NYSE American Marketplace Opens


Three, two, one. Liftoff – and the market has started.

The New York Stock Exchange officially opened its NYSE American exchange on Monday, July 24th. The exchange was formerly known as the NYSE MKT Exchange. The marquee feature of the new and rebranded American will be its 350-microsecond delay upon order entry, proprietary data and outbound routing. The market also will offer a Discretionary Pegged Order.

Thomas Farley, NYSE

Rival exchange IEX already incorporates a similar type delay mechanism and CHX is planning to do the same.

According to a release on the NYSE website, NYSE American will be a first-of-its-kind exchange that brings the strengths of NYSE’s features, such as electronic DMMs with quoting obligations assigned to each NYSE American listed company. NYSE American will also file rules with the SEC for new features that promote midpoint trading, including the 350 microsecond delay.

Said Tom Farley, NYSE President: “As U.S. equity markets have become increasingly complex due to fragmentation and dark pools, we are committed to providing listed companies, investors and market participants with more choice on how they list and trade with us in a way that best meets their needs. As we enter our 225th year as the global leader in trading and listings, we are continually evolving our markets to serve our customers in a very dynamic marketplace.”

Farley continued, “As we move through 2017 and begin offering these enhancements, NYSE Group will ultimately operate four distinct exchanges for issuers and investors, each with its own market model. We recognize certain market models are appropriate for ETFs or less liquid securities, and we are excited to provide our customers with more choice in how they list, invest and trade.”

Jonathan Clark, Luminex

In looking at NYSE American, Jonathan Clark, CEO of the buy-side only ATS Luminex, started by firms such as Fidelity, Black Rock and State Street, told Traders Magazine in an interview that he welcomed the new marketplace but it could take time for the buy-side, via its brokers, to connect and use the new exchange as well as measure its success.

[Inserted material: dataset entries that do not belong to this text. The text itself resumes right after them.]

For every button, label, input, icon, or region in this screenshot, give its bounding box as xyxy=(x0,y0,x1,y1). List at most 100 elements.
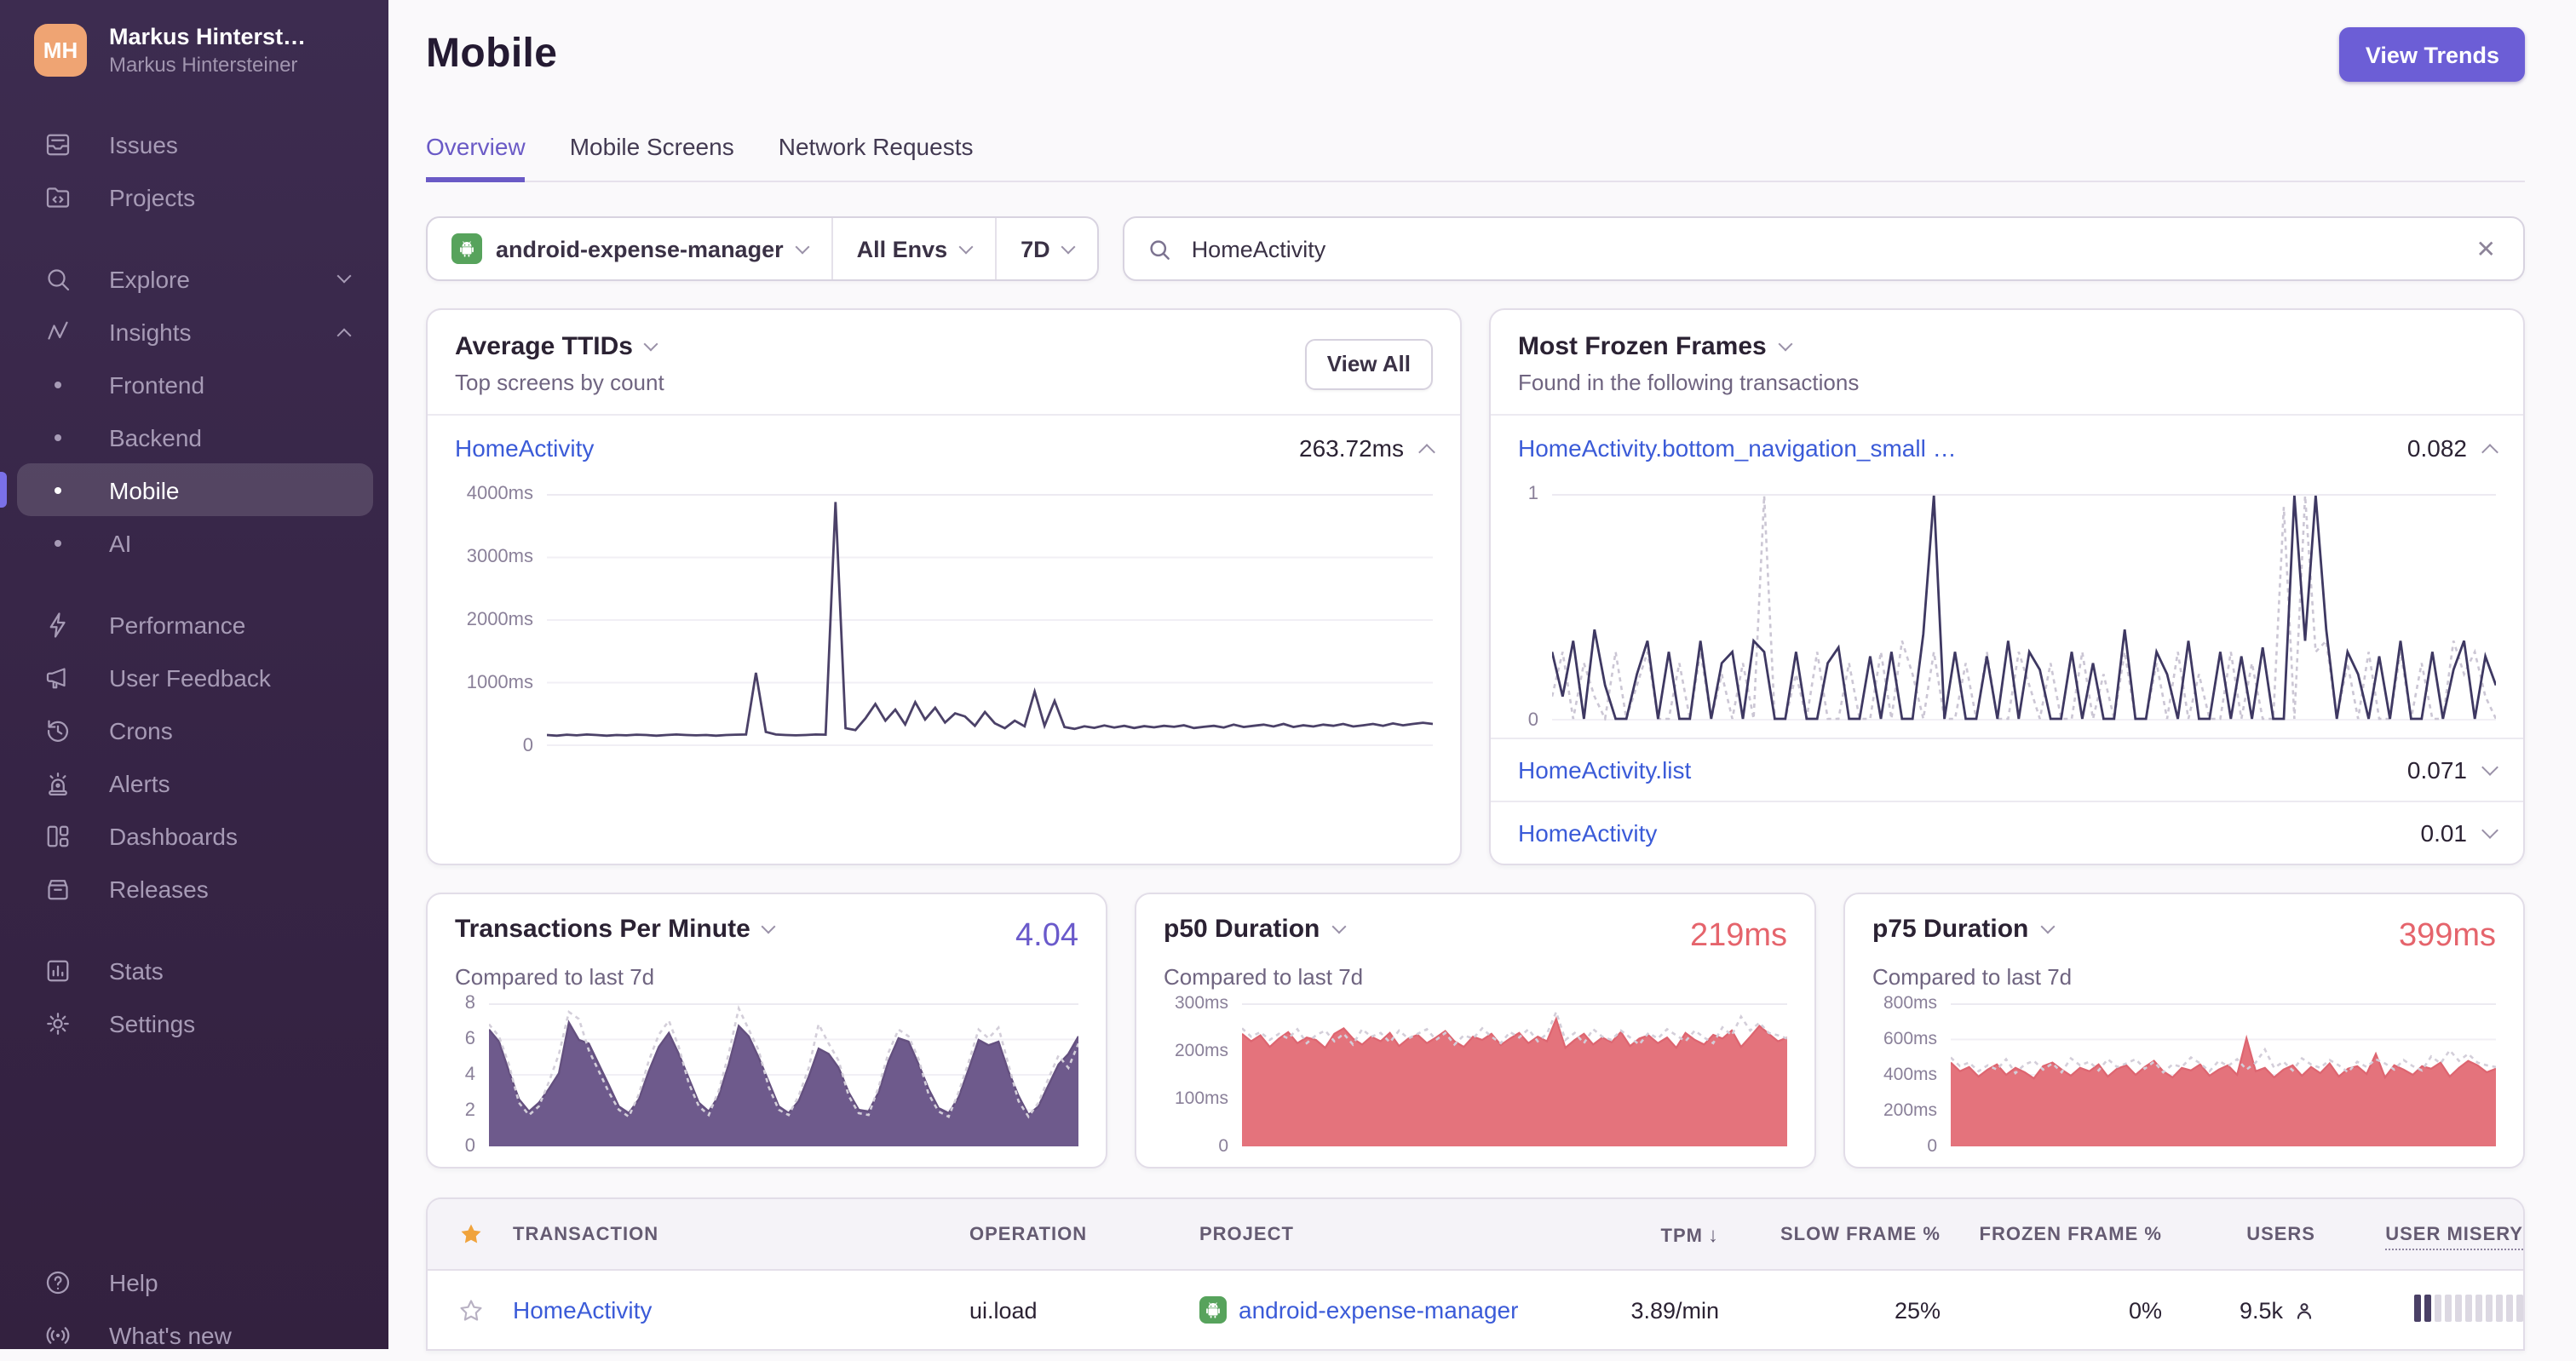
p75-duration-card: p75 Duration 399ms Compared to last 7d 8… xyxy=(1843,893,2525,1169)
android-platform-icon xyxy=(451,233,482,264)
filter-bar: android-expense-manager All Envs 7D ✕ xyxy=(426,216,2525,281)
p50-duration-card: p50 Duration 219ms Compared to last 7d 3… xyxy=(1135,893,1816,1169)
sidebar-item-user-feedback[interactable]: User Feedback xyxy=(17,651,373,703)
star-filled-icon xyxy=(460,1224,480,1243)
tpm-cell: 3.89/min xyxy=(1630,1297,1719,1323)
sidebar-item-insights[interactable]: Insights xyxy=(17,305,373,358)
transaction-link[interactable]: HomeActivity xyxy=(513,1296,652,1324)
frozen-frame-cell: 0% xyxy=(2128,1297,2162,1323)
p75-metric-selector[interactable]: p75 Duration xyxy=(1872,915,2055,944)
sidebar-item-alerts[interactable]: Alerts xyxy=(17,756,373,809)
collapse-chevron-icon[interactable] xyxy=(1418,443,1435,460)
p50-metric-selector[interactable]: p50 Duration xyxy=(1164,915,1346,944)
sidebar-item-frontend[interactable]: Frontend xyxy=(17,358,373,411)
tab-overview[interactable]: Overview xyxy=(426,133,526,182)
sidebar-item-stats[interactable]: Stats xyxy=(17,944,373,996)
col-users[interactable]: USERS xyxy=(2162,1224,2315,1244)
frozen-transaction-link[interactable]: HomeActivity.list xyxy=(1518,756,1691,784)
tpm-chart xyxy=(489,1003,1078,1146)
col-operation[interactable]: OPERATION xyxy=(969,1224,1199,1244)
sort-desc-icon: ↓ xyxy=(1708,1222,1719,1246)
sidebar-item-dashboards[interactable]: Dashboards xyxy=(17,809,373,862)
sidebar-item-performance[interactable]: Performance xyxy=(17,598,373,651)
col-project[interactable]: PROJECT xyxy=(1199,1224,1557,1244)
ttid-chart xyxy=(547,494,1433,746)
star-column-header[interactable] xyxy=(428,1221,513,1247)
col-frozen-frame[interactable]: FROZEN FRAME % xyxy=(1941,1224,2162,1244)
col-user-misery[interactable]: USER MISERY xyxy=(2315,1224,2523,1249)
sidebar-item-crons[interactable]: Crons xyxy=(17,703,373,756)
tpm-card: Transactions Per Minute 4.04 Compared to… xyxy=(426,893,1107,1169)
tpm-y-axis: 86420 xyxy=(464,993,475,1157)
gear-icon xyxy=(43,1008,73,1038)
search-icon xyxy=(1151,239,1170,259)
tab-mobile-screens[interactable]: Mobile Screens xyxy=(570,133,734,182)
frozen-row: HomeActivity.list 0.071 xyxy=(1491,739,2523,801)
sidebar-item-whats-new[interactable]: What's new xyxy=(17,1308,373,1361)
environment-selector[interactable]: All Envs xyxy=(833,218,996,279)
col-tpm[interactable]: TPM ↓ xyxy=(1557,1222,1719,1246)
frozen-transaction-link[interactable]: HomeActivity xyxy=(1518,819,1657,847)
chevron-down-icon xyxy=(2039,919,2055,934)
chevron-down-icon xyxy=(1331,919,1346,934)
bullet-icon xyxy=(55,539,61,546)
frozen-subtitle: Found in the following transactions xyxy=(1518,370,1860,395)
active-indicator xyxy=(0,472,7,508)
app-window: MH Markus Hinterst… Markus Hintersteiner… xyxy=(0,0,2576,1351)
sidebar-item-explore[interactable]: Explore xyxy=(17,252,373,305)
clear-search-icon[interactable]: ✕ xyxy=(2471,231,2501,267)
operation-cell: ui.load xyxy=(969,1297,1038,1323)
collapse-chevron-icon[interactable] xyxy=(2481,443,2498,460)
tpm-value: 4.04 xyxy=(1015,918,1078,954)
tab-bar: Overview Mobile Screens Network Requests xyxy=(426,133,2525,182)
frozen-value: 0.082 xyxy=(2406,434,2467,462)
view-all-button[interactable]: View All xyxy=(1304,338,1433,389)
issues-icon xyxy=(43,129,73,159)
project-selector[interactable]: android-expense-manager xyxy=(428,218,831,279)
sidebar-item-settings[interactable]: Settings xyxy=(17,996,373,1049)
projects-icon xyxy=(43,181,73,212)
project-link[interactable]: android-expense-manager xyxy=(1239,1296,1518,1324)
org-name: Markus Hintersteiner xyxy=(109,53,298,77)
frozen-value: 0.01 xyxy=(2420,819,2468,847)
insights-icon xyxy=(43,316,73,347)
android-platform-icon xyxy=(1199,1296,1227,1324)
ttid-metric-selector[interactable]: Average TTIDs xyxy=(455,332,664,361)
page-filter-group: android-expense-manager All Envs 7D xyxy=(426,216,1100,281)
sidebar-item-backend[interactable]: Backend xyxy=(17,411,373,463)
p75-subtitle: Compared to last 7d xyxy=(1872,964,2073,990)
metric-cards-row: Transactions Per Minute 4.04 Compared to… xyxy=(426,893,2525,1169)
date-range-selector[interactable]: 7D xyxy=(997,218,1098,279)
project-name: android-expense-manager xyxy=(496,236,784,261)
tpm-metric-selector[interactable]: Transactions Per Minute xyxy=(455,915,777,944)
sidebar-item-issues[interactable]: Issues xyxy=(17,118,373,170)
col-transaction[interactable]: TRANSACTION xyxy=(513,1224,969,1244)
user-menu[interactable]: MH Markus Hinterst… Markus Hintersteiner xyxy=(0,0,388,94)
sidebar-nav: Issues Projects Explore Insights Fronten… xyxy=(0,94,388,1049)
search-input[interactable] xyxy=(1187,234,2471,263)
overview-cards-row: Average TTIDs Top screens by count View … xyxy=(426,308,2525,865)
tab-network-requests[interactable]: Network Requests xyxy=(779,133,974,182)
expand-chevron-icon[interactable] xyxy=(2481,822,2498,839)
frozen-transaction-link[interactable]: HomeActivity.bottom_navigation_small … xyxy=(1518,434,1957,462)
chevron-up-icon xyxy=(336,327,352,342)
star-toggle[interactable] xyxy=(428,1297,513,1323)
expand-chevron-icon[interactable] xyxy=(2481,759,2498,776)
col-slow-frame[interactable]: SLOW FRAME % xyxy=(1719,1224,1941,1244)
view-trends-button[interactable]: View Trends xyxy=(2339,27,2525,82)
sidebar-item-projects[interactable]: Projects xyxy=(17,170,373,223)
table-row: HomeActivity ui.load android-expense-man… xyxy=(428,1271,2523,1349)
sidebar-item-help[interactable]: Help xyxy=(17,1255,373,1308)
megaphone-icon xyxy=(43,662,73,692)
ttid-screen-link[interactable]: HomeActivity xyxy=(455,434,594,462)
sidebar-item-ai[interactable]: AI xyxy=(17,516,373,569)
page-title: Mobile xyxy=(426,31,558,77)
bar-chart-icon xyxy=(43,955,73,985)
frozen-metric-selector[interactable]: Most Frozen Frames xyxy=(1518,332,1859,361)
search-bar: ✕ xyxy=(1123,216,2525,281)
main-content: Mobile View Trends Overview Mobile Scree… xyxy=(388,0,2576,1351)
chevron-down-icon xyxy=(795,238,810,254)
sidebar-item-releases[interactable]: Releases xyxy=(17,862,373,915)
sidebar-item-mobile[interactable]: Mobile xyxy=(0,463,373,516)
most-frozen-frames-card: Most Frozen Frames Found in the followin… xyxy=(1489,308,2525,865)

“I was on the buy-side for 25 years – as a trader, managing desks – and I understand the knee-jerk reaction that some could have from a fragmentation point of view,” Clark began. “But this is a unique opportunity for innovation to solve a market problem. It’s interesting that NYSE was so skeptical of the IEX delay feature and has now come around to have their own latency model.”

It’s a case of ‘if you can’t beat them, join them’ mentality.

Clark added that this new market model – American – and other market-based solutions, rather than government mandated fixes, are best for the equities markets.

“The NYSE can now use one of its own exchanges as an incubator to test this solution,” Clark added. “The market will ultimately determine the success or failure of each, but they are technology-driven solutions to the challenges investors face – like Luminex itself was – which is a sign of a healthy market.”

But traders and market observers shouldn’t expect an instant and measurable indicator of NYSE American’s validity or performance.

“And we’re not talking about viewing stats at the end of the day, week or in a month,” Clark said. “I’m excited to see what happens, but it will take some time to see how the solution plays itself out.”